In a study funded by the National Institute of Diabetes and Digestive and Kidney Diseases, researchers built upon previous research conducted over the last decade establishing evidence that dyslipidemia and obesity increase the risk of developing neuropathy but has not answered why these factors contribute to the pathology.
The study results were published in the Annals of Clinical and Translational Neurology, revealing that participants with high scores for diabetic neuropathy had changes in lipids reflecting impaired energy metabolism.
Senior author of the study, Eva L. Feldman, MD, PhD, director of the NeuroNetwork for Emerging Therapies at Michigan Medicine, James W. Albers Distinguished Professor at University of Michigan, Russell N. DeJong professor of neurology, and colleagues embarked on an effort to establish the relationship between abnormal lipids and the neuropathic condition with which they seem to be associated.
“As we learn more about the relationship between serum lipid species and neuropathy, it will open up the possibility of targeted therapeutic treatment, both with drugs and lifestyle interventions,” Dr. Feldman stated, adding, “Our findings support the concept that unsaturated healthy fats are a better source of energy for nerves that highly saturated fats. We strongly recommend a Mediterranean-type diet to maintain a healthy nervous system.”
The authors also revealed that conventional lipid-lowering drugs that work through pathways that synthesize cholesterol and apoproteins (e.g., fenofibrates and statins) may be ineffective in delaying the onset or treating neuropathy. They wrote, “This study underscores a possible need for therapeutics that optimize fatty acid metabolism and enhance mitochondrial beta-oxidation.”
Using a retrospective cohort study to test their hypothesis that abnormal lipid profiles may be early indicators of future neuropathy, the team examined the lipid profiles of 69 subjects who were members of the Gila River Indian community.
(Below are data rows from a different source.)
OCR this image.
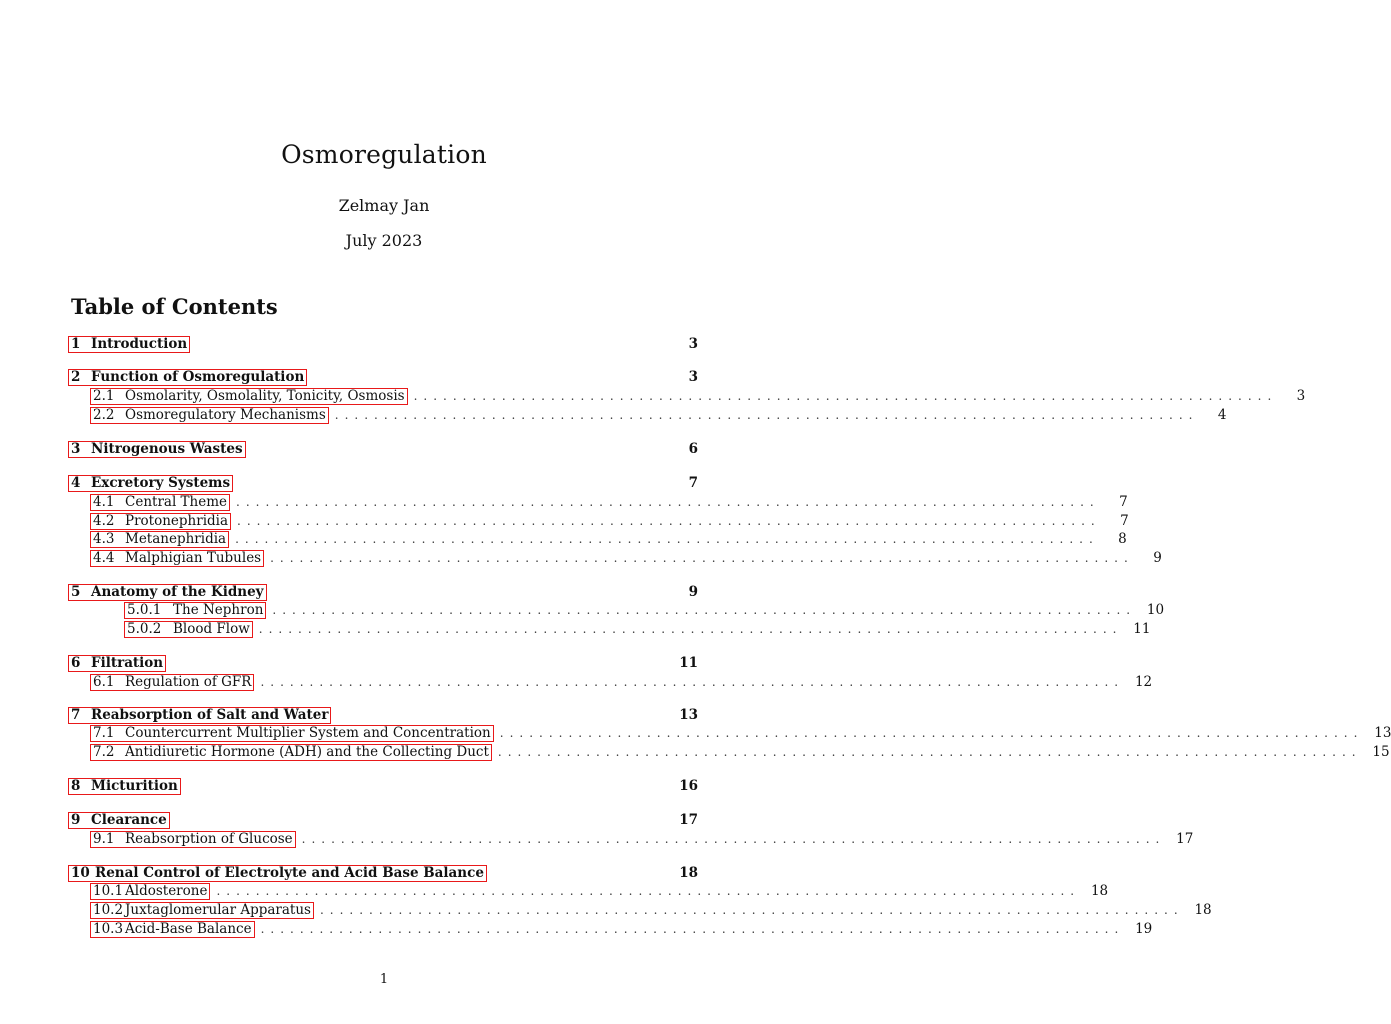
Osmoregulation
Zelmay Jan
July 2023
Table of Contents
1 Introduction	3
2 Function of Osmoregulation	3
2.1 Osmolarity, Osmolality, Tonicity, Osmosis ........................................................................................	3
2.2 Osmoregulatory Mechanisms ........................................................................................	4
3 Nitrogenous Wastes	6
4 Excretory Systems	7
4.1 Central Theme ........................................................................................	7
4.2 Protonephridia ........................................................................................	7
4.3 Metanephridia ........................................................................................	8
4.4 Malphigian Tubules ........................................................................................	9
5 Anatomy of the Kidney	9
5.0.1 The Nephron ........................................................................................ 10
5.0.2 Blood Flow ........................................................................................ 11
6 Filtration	11
6.1 Regulation of GFR ........................................................................................ 12
7 Reabsorption of Salt and Water	13
7.1 Countercurrent Multiplier System and Concentration ........................................................................................ 13
7.2 Antidiuretic Hormone (ADH) and the Collecting Duct ........................................................................................ 15
8 Micturition	16
9 Clearance	17
9.1 Reabsorption of Glucose ........................................................................................ 17
10 Renal Control of Electrolyte and Acid Base Balance	18
10.1 Aldosterone ........................................................................................ 18
10.2 Juxtaglomerular Apparatus ........................................................................................ 18
10.3 Acid-Base Balance ........................................................................................ 19
1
The subjects were comprised of 52 females and 17 males with a mean age of 45 years (standard deviation, 9 years) who were diagnosed with type 2 diabetes but 10 years before they received a neuropathy assessment.
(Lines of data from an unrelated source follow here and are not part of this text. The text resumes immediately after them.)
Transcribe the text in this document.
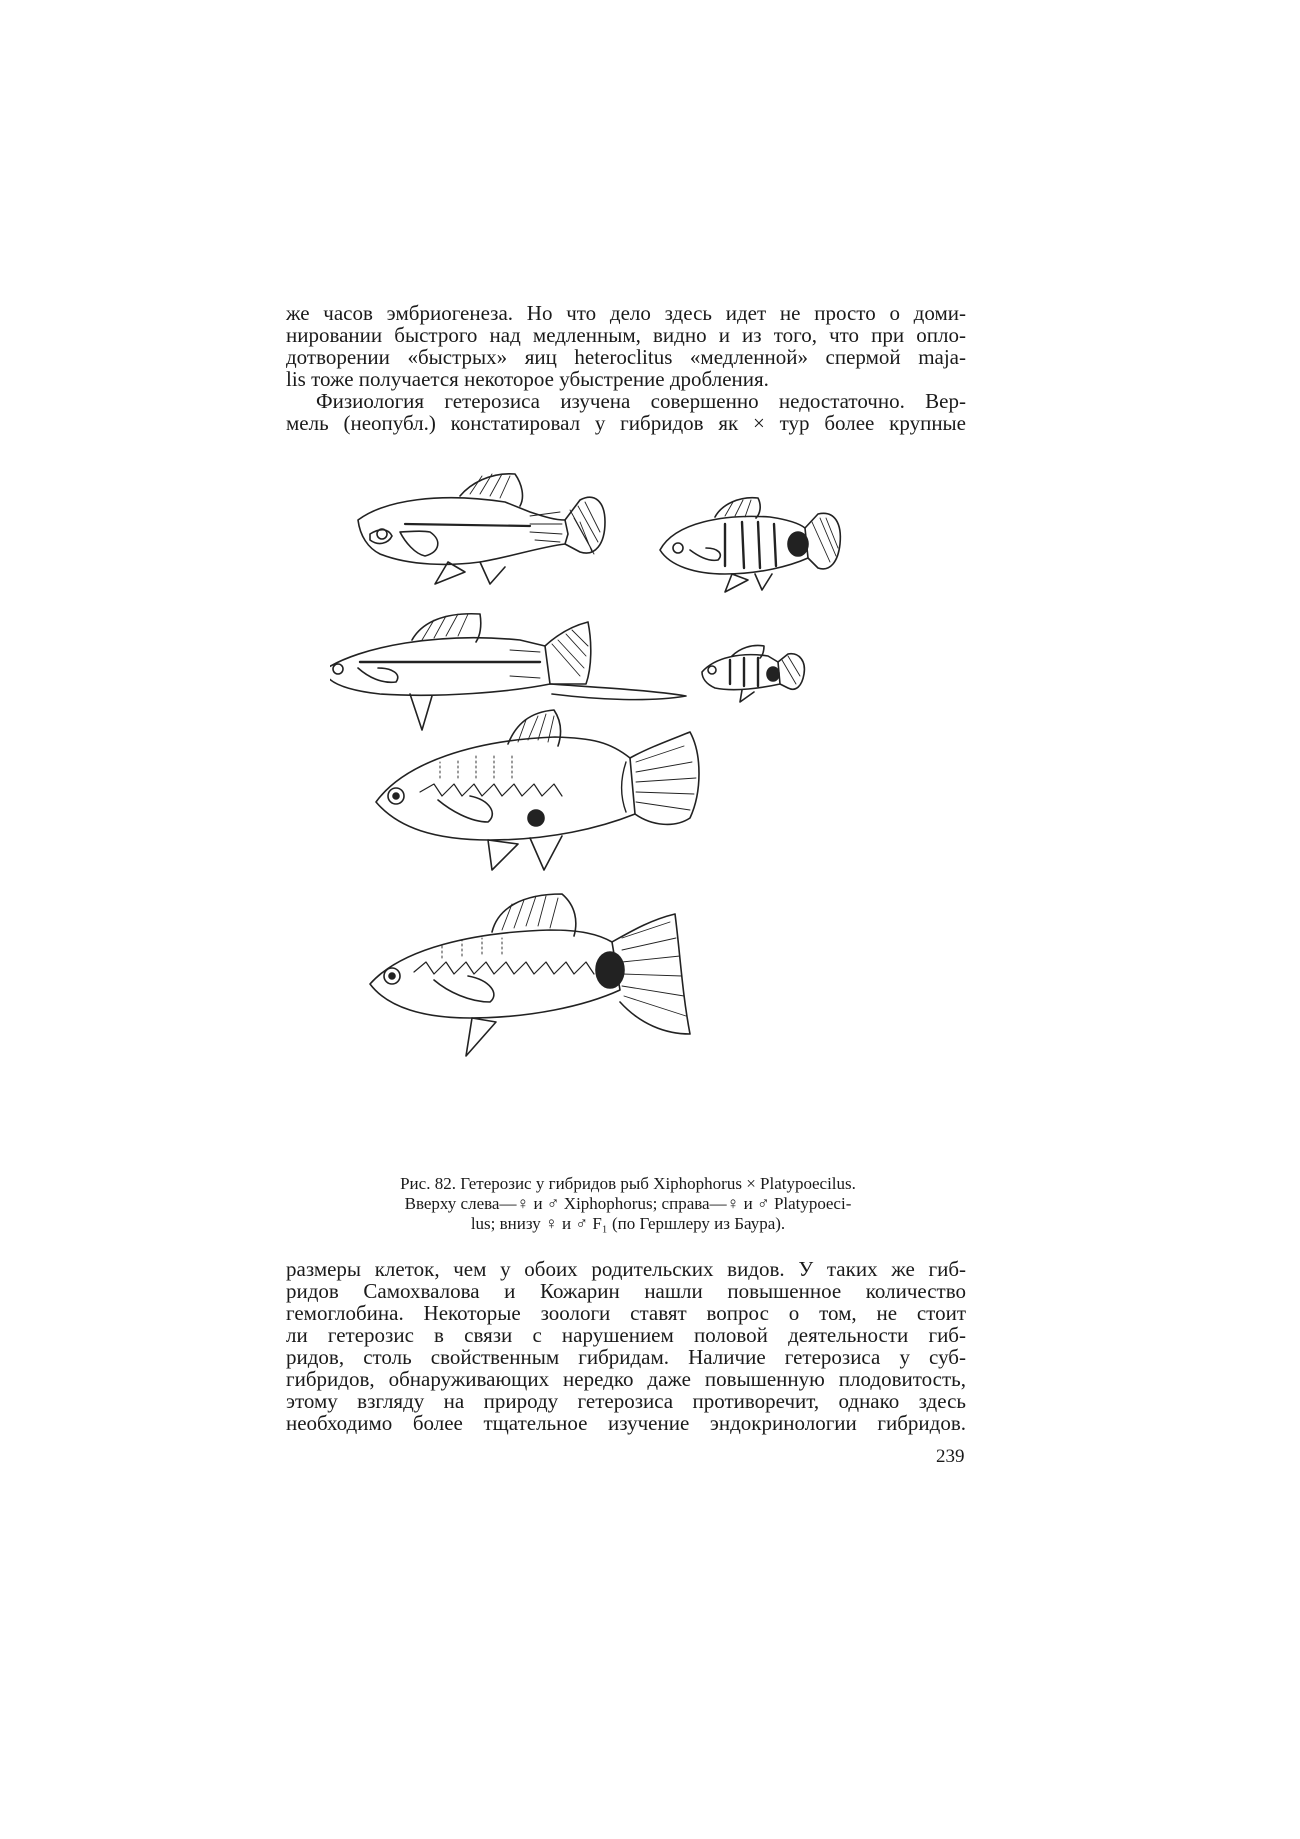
же часов эмбриогенеза. Но что дело здесь идет не просто о доми-
нировании быстрого над медленным, видно и из того, что при опло-
дотворении «быстрых» яиц heteroclitus «медленной» спермой maja-
lis тоже получается некоторое убыстрение дробления.
Физиология гетерозиса изучена совершенно недостаточно. Вер-
мель (неопубл.) констатировал у гибридов як × тур более крупные
Рис. 82. Гетерозис у гибридов рыб Xiphophorus × Platypoecilus.
Вверху слева—♀ и ♂ Xiphophorus; справа—♀ и ♂ Platypoeci-
lus; внизу ♀ и ♂ F₁ (по Гершлеру из Баура).
размеры клеток, чем у обоих родительских видов. У таких же гиб-
ридов Самохвалова и Кожарин нашли повышенное количество
гемоглобина. Некоторые зоологи ставят вопрос о том, не стоит
ли гетерозис в связи с нарушением половой деятельности гиб-
ридов, столь свойственным гибридам. Наличие гетерозиса у суб-
гибридов, обнаруживающих нередко даже повышенную плодовитость,
этому взгляду на природу гетерозиса противоречит, однако здесь
необходимо более тщательное изучение эндокринологии гибридов.
239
Utilizing stored serum samples and neuropathy assessment reported 10 years later using the combined Michigan Neuropathy Screening Instrument (MNSI) examination and questionnaire scores allowed subjects to be divided into those with and without neuropathy (high MNSI index score >2.5407 vs. low MNSI index score ≤2.5407, respectively). Although there were variations detected that were independent of covariates, they detected a specific signaling dysfunction in a critical beta-oxidation pathway—a pathway that converts lipids into sources of nerve energy, and when this pathway is impaired, results in nerve damage leading to neuropathy.
The authors concluded that the differences in circulating acylcarnitines, free fatty acids, phosphatidylcholines, and lysophosphatidylcholines 10 years prior to neuropathy assessment are associated with neuropathy status in type 2 diabetes. They noted that “further research validating and delineating the relationship of serum lipid species to neuropathy in preclinical models could enhance our understanding of pathogenesis and open avenues for targeted therapeutic development.”